The Competition Commission has heard that white farmers and market agents still operate along racial lines in the fresh produce market industry.
Market agents making submissions at the commission’s Fresh Produce Market Inquiry in Pretoria say there has been little to no transformation in the industry.
They say black farmers and market agents are precluded from benefitting from the multi-billion national fresh produce market.
The Competition Commission’s Fresh Produce Market Inquiry seeks to examine whether any features in the fresh produce value chain impede, restrict, or distort competition in the market.
Thomas Mawasha of the Council for Black Market Agents says 98 percent of sale agents at the Joburg market are white, while the majority of farmers providing the products are also white.
Mashawa says access to capital, transport, and farming land remain some of the major constraints for black emerging farmers.
“Of the R1,7 billion commission that was paid to market agents, black market agents in the country accounted for less than 1%, same applies with the R19,7 billion that was paid to the farmers, less than 1% of that money went to black producers so black market agents are struggling to break the racial pattern because this is an industry where white commercial farmers continue their long historically established relations with their white market agents,” says Mashawa.
Albert Lamley of Dapper Fresh Produce Agents says the fresh produce market is highly competitive with multiple agents going for the same farmers. He says it takes time for agents to build relationships with farmers which has posed challenges for emerging black market agents.

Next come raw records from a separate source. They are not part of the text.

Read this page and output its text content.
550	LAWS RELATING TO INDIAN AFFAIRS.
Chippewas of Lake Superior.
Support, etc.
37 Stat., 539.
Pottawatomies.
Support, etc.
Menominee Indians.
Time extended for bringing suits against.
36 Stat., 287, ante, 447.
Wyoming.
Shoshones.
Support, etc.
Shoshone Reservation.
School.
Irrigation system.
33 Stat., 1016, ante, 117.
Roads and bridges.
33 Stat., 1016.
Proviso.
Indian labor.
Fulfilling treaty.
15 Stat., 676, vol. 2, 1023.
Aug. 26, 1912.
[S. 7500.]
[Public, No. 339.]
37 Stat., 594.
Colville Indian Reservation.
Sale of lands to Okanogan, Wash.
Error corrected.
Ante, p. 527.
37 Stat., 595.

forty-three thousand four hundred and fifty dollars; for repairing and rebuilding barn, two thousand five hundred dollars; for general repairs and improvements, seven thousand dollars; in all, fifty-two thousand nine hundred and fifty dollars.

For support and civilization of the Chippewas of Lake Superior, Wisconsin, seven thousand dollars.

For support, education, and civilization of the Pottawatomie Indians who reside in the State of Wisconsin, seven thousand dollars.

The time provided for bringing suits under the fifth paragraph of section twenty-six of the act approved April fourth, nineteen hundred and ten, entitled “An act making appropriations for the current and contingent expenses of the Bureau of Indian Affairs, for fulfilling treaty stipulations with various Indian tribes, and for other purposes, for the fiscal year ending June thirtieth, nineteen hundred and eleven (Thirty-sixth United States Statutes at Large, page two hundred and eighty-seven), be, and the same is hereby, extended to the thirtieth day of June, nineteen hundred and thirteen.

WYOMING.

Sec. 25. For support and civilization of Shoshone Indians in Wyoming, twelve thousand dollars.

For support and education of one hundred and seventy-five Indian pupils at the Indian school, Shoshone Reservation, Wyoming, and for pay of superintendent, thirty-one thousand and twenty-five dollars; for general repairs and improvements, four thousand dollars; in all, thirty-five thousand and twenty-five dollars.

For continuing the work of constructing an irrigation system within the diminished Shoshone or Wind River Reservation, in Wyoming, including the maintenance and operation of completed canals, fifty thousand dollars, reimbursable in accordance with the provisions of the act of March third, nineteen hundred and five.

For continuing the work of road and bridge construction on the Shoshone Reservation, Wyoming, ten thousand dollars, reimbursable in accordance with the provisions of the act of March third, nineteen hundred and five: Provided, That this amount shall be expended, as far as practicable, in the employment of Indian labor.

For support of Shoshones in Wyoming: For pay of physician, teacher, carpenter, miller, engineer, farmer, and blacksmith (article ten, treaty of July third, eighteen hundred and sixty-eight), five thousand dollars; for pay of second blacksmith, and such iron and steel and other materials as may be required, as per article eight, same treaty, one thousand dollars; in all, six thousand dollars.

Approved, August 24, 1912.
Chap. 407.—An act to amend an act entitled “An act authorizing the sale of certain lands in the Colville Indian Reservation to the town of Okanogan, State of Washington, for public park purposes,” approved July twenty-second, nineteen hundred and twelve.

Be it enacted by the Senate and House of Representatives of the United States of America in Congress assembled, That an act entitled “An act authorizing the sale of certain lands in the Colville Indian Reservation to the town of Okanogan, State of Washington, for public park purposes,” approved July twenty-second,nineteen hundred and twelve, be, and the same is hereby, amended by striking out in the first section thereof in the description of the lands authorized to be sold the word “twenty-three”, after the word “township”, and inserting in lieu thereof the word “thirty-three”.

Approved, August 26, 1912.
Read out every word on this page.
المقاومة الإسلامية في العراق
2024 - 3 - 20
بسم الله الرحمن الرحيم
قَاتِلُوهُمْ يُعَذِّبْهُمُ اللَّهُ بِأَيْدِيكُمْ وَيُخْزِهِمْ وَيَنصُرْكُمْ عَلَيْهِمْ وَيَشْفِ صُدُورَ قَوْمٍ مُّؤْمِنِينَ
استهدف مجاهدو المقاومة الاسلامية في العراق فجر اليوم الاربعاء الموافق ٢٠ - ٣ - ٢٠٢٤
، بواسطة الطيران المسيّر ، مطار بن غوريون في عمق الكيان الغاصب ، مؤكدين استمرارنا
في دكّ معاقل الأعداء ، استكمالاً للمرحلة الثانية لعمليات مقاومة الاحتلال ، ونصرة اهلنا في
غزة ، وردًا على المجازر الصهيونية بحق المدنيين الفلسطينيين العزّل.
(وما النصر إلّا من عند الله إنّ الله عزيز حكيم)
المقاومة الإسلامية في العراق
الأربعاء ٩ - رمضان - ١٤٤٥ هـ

Lamley adds, “It takes years to build relationships with farmers. So it’s very difficult for a young agency to come in and do well. Unless he gets salesmen from the bigger agencies to come and join him. Because it takes years to build relationships with farmers, they’ve got to trust you and that takes time. So you don’t come in and things arrive there, you’ve got to make things happen, and that you need experience, relationships, it’s all that.”
All the market agents making submissions before the Commission agreed that it’s harder for emerging agents to secure supplies of onions, potatoes, tomatoes, citrus fruit and bananas.
Peter William of Dapper Fresh Produce Agents says this is largely due to the lack of established relationships with farmers.
“If someone comes in there and it’s a business-minded person and he’s drawing farmers and he really wants to make a difference on the market, he’ll be able to do it. Start on the veggies side and then build it up to citrus and potatoes. But to start with potatoes, he’s not going to have it easy, it takes time. Potatoes are expensive farming, citrus is expensive farming, veggies are cheaper.”
The first round of public hearings in the Fresh Produce Market Inquiry will continue until October 27.